Эльвира замерла. «Этот дом» — тот, где она сейчас живёт? Или тот, где жила мать? Или…
**
После визита к Галине Эля чувствовала себя опустошённой, словно выпотрошенная рыба, выброшенная на горячий песок. Она лежала в кровати, уставившись в потолок, где тени от ветвей за окном сплетались в зловещие узоры. Часы на стене тикали с монотонной настойчивостью, отсчитывая секунды, которые тянулись, как резина. За окном медленно сгущались сумерки, окрашивая мир в оттенки серого и фиолетового.
В комнате было душно — лето в этом году выдалось аномально жарким. Даже приоткрытое окно не спасало: воздух стоял тяжёлый, пропитанный запахом разогретого асфальта и увядающих цветов из палисадника. Эля провела рукой по лицу — кожа была влажной от испарины, а ночная рубашка прилипла к спине.
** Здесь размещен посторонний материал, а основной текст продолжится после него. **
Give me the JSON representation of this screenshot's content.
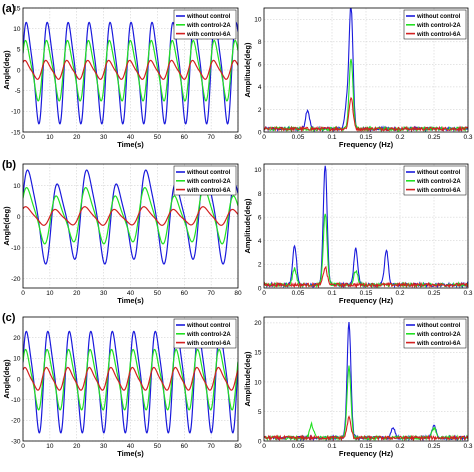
{
  "colors": {
    "without_control": "#1a1adc",
    "with_control_2A": "#22e022",
    "with_control_6A": "#d42020",
    "grid": "#c9c9c9",
    "frame": "#000000"
  },
  "rows": [
    {
      "label": "(a)",
      "time": {
        "type": "line",
        "xlabel": "Time(s)",
        "ylabel": "Angle(deg)",
        "xlim": [
          0,
          80
        ],
        "ylim": [
          -15,
          15
        ],
        "xticks": [
          0,
          10,
          20,
          30,
          40,
          50,
          60,
          70,
          80
        ],
        "yticks": [
          -15,
          -10,
          -5,
          0,
          5,
          10,
          15
        ],
        "grid": true,
        "legend_position": "top-right",
        "series": [
          {
            "name": "without control",
            "color": "#1a1adc",
            "amplitude": 13.5,
            "period_s": 7.8
          },
          {
            "name": "with control-2A",
            "color": "#22e022",
            "amplitude": 8,
            "period_s": 7.8
          },
          {
            "name": "with control-6A",
            "color": "#d42020",
            "amplitude": 2.5,
            "period_s": 7.8
          }
        ]
      },
      "freq": {
        "type": "line",
        "xlabel": "Frequency (Hz)",
        "ylabel": "Amplitude(deg)",
        "xlim": [
          0,
          0.3
        ],
        "ylim": [
          0,
          11
        ],
        "xticks": [
          0,
          0.05,
          0.1,
          0.15,
          0.2,
          0.25,
          0.3
        ],
        "yticks": [
          0,
          2,
          4,
          6,
          8,
          10
        ],
        "grid": true,
        "legend_position": "top-right",
        "series": [
          {
            "name": "without control",
            "color": "#1a1adc",
            "peaks": [
              {
                "f": 0.128,
                "a": 10.8
              },
              {
                "f": 0.064,
                "a": 1.7
              },
              {
                "f": 0.122,
                "a": 2.2
              }
            ]
          },
          {
            "name": "with control-2A",
            "color": "#22e022",
            "peaks": [
              {
                "f": 0.128,
                "a": 6.2
              }
            ]
          },
          {
            "name": "with control-6A",
            "color": "#d42020",
            "peaks": [
              {
                "f": 0.128,
                "a": 2.8
              }
            ]
          }
        ]
      }
    },
    {
      "label": "(b)",
      "time": {
        "type": "line",
        "xlabel": "Time(s)",
        "ylabel": "Angle(deg)",
        "xlim": [
          0,
          80
        ],
        "ylim": [
          -23,
          17
        ],
        "xticks": [
          0,
          10,
          20,
          30,
          40,
          50,
          60,
          70,
          80
        ],
        "yticks": [
          -20,
          -10,
          0,
          10
        ],
        "grid": true,
        "legend_position": "top-right",
        "series": [
          {
            "name": "without control",
            "color": "#1a1adc",
            "amplitude": 15,
            "period_s": 11
          },
          {
            "name": "with control-2A",
            "color": "#22e022",
            "amplitude": 9,
            "period_s": 11
          },
          {
            "name": "with control-6A",
            "color": "#d42020",
            "amplitude": 3,
            "period_s": 11
          }
        ]
      },
      "freq": {
        "type": "line",
        "xlabel": "Frequency (Hz)",
        "ylabel": "Amplitude(deg)",
        "xlim": [
          0,
          0.3
        ],
        "ylim": [
          0,
          10.5
        ],
        "xticks": [
          0,
          0.05,
          0.1,
          0.15,
          0.2,
          0.25,
          0.3
        ],
        "yticks": [
          0,
          2,
          4,
          6,
          8,
          10
        ],
        "grid": true,
        "legend_position": "top-right",
        "series": [
          {
            "name": "without control",
            "color": "#1a1adc",
            "peaks": [
              {
                "f": 0.09,
                "a": 10.2
              },
              {
                "f": 0.045,
                "a": 3.4
              },
              {
                "f": 0.135,
                "a": 3.1
              },
              {
                "f": 0.18,
                "a": 2.9
              }
            ]
          },
          {
            "name": "with control-2A",
            "color": "#22e022",
            "peaks": [
              {
                "f": 0.09,
                "a": 6.0
              },
              {
                "f": 0.045,
                "a": 1.4
              },
              {
                "f": 0.135,
                "a": 1.2
              }
            ]
          },
          {
            "name": "with control-6A",
            "color": "#d42020",
            "peaks": [
              {
                "f": 0.09,
                "a": 1.5
              }
            ]
          }
        ]
      }
    },
    {
      "label": "(c)",
      "time": {
        "type": "line",
        "xlabel": "Time(s)",
        "ylabel": "Angle(deg)",
        "xlim": [
          0,
          80
        ],
        "ylim": [
          -30,
          30
        ],
        "xticks": [
          0,
          10,
          20,
          30,
          40,
          50,
          60,
          70,
          80
        ],
        "yticks": [
          -30,
          -20,
          -10,
          0,
          10,
          20
        ],
        "grid": true,
        "legend_position": "top-right",
        "series": [
          {
            "name": "without control",
            "color": "#1a1adc",
            "amplitude": 27,
            "period_s": 8
          },
          {
            "name": "with control-2A",
            "color": "#22e022",
            "amplitude": 16,
            "period_s": 8
          },
          {
            "name": "with control-6A",
            "color": "#d42020",
            "amplitude": 6,
            "period_s": 8
          }
        ]
      },
      "freq": {
        "type": "line",
        "xlabel": "Frequency (Hz)",
        "ylabel": "Amplitude(deg)",
        "xlim": [
          0,
          0.3
        ],
        "ylim": [
          0,
          21
        ],
        "xticks": [
          0,
          0.05,
          0.1,
          0.15,
          0.2,
          0.25,
          0.3
        ],
        "yticks": [
          0,
          5,
          10,
          15,
          20
        ],
        "grid": true,
        "legend_position": "top-right",
        "series": [
          {
            "name": "without control",
            "color": "#1a1adc",
            "peaks": [
              {
                "f": 0.125,
                "a": 19.5
              },
              {
                "f": 0.25,
                "a": 2.0
              },
              {
                "f": 0.19,
                "a": 1.8
              }
            ]
          },
          {
            "name": "with control-2A",
            "color": "#22e022",
            "peaks": [
              {
                "f": 0.125,
                "a": 12.0
              },
              {
                "f": 0.25,
                "a": 1.6
              },
              {
                "f": 0.07,
                "a": 2.2
              }
            ]
          },
          {
            "name": "with control-6A",
            "color": "#d42020",
            "peaks": [
              {
                "f": 0.125,
                "a": 3.4
              }
            ]
          }
        ]
      }
    }
  ]
}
Мысли крутились в голове, как осы в банке. Как такое возможно? Как человеческое безразличие, эта черствая скорлупа равнодушия, может привести к столь чудовищным последствиям? В памяти всплывали слова Галины о агасферитах — паразитах бытия, обречённых на пустое существование из‑за своего молчания, равнодушия и безразличия.
— Лиза, Лиза… — тихо прошептала Эля, сжимая край простыни. — Покажи мне своих убийц. Я обещаю, они будут наказаны.
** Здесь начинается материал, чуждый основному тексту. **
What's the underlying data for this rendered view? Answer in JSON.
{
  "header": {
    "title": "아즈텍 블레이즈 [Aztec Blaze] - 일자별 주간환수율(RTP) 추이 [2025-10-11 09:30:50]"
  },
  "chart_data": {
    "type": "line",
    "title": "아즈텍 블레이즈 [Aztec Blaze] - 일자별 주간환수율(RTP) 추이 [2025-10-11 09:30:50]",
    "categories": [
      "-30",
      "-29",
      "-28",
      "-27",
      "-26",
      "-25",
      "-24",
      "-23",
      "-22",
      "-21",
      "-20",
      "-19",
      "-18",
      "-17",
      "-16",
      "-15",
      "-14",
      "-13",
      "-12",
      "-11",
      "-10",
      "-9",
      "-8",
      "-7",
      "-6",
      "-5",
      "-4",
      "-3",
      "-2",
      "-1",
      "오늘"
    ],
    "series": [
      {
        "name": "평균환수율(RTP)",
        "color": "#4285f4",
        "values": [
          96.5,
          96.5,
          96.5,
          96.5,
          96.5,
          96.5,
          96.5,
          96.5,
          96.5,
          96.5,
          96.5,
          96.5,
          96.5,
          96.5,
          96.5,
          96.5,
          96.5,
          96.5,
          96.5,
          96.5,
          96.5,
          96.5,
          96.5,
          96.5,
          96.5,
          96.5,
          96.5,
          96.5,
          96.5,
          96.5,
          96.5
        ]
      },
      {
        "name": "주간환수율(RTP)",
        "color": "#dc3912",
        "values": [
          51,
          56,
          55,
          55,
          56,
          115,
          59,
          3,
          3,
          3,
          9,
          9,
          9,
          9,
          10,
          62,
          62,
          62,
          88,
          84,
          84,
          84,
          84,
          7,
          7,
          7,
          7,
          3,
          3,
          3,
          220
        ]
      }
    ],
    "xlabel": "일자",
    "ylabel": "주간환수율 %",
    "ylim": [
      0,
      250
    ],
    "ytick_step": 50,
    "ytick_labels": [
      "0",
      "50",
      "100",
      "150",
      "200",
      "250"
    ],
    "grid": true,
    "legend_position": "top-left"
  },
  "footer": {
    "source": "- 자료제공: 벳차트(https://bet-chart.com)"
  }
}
Её голос растворился в полумраке комнаты, будто поглощённый самими стенами. Где‑то вдалеке проехала машина, её фары на миг осветили потолок, оставив после себя ещё более густую тьму.
Вскоре девушка уснула. Но сон не принёс облегчения — напротив, он стал окном в чужой кошмар.
Во сне было невыносимо жарко. Пот струился по вискам, а лёгкий сарафан — не её, чужой — прилипал к телу. Эля осмотрелась и сначала не поняла: откуда у неё эта одежда? Тонкий хлопок, выцветший от времени, с вышивкой по подолу… Потом вспомнила: такой был у Лизы.
Паника сковала грудь. Эля осознала: она видит всё глазами погибшей девушки. Ощущает её страх — ледяной, парализующий, пробирающий до костей. Чувствует боль — резкую, жгучую, разрывающую плоть. Слышит собственный крик — но он звучит будто издалека, словно принадлежит не ей.
И вот — они. Трое.
Валера — высокий, с наглой ухмылкой и холодными глазами. Его пальцы впиваются в плечи Лизы, оставляя синяки. Леха — коренастый, с перебитым носом и татуировкой на шее. Он держит её за волосы, дёргает голову назад, заставляя смотреть в небо, где мерцают равнодушные звёзды. Макс — самый низкий, но самый жестокий. В его руке блестит нож, отражая лунный свет.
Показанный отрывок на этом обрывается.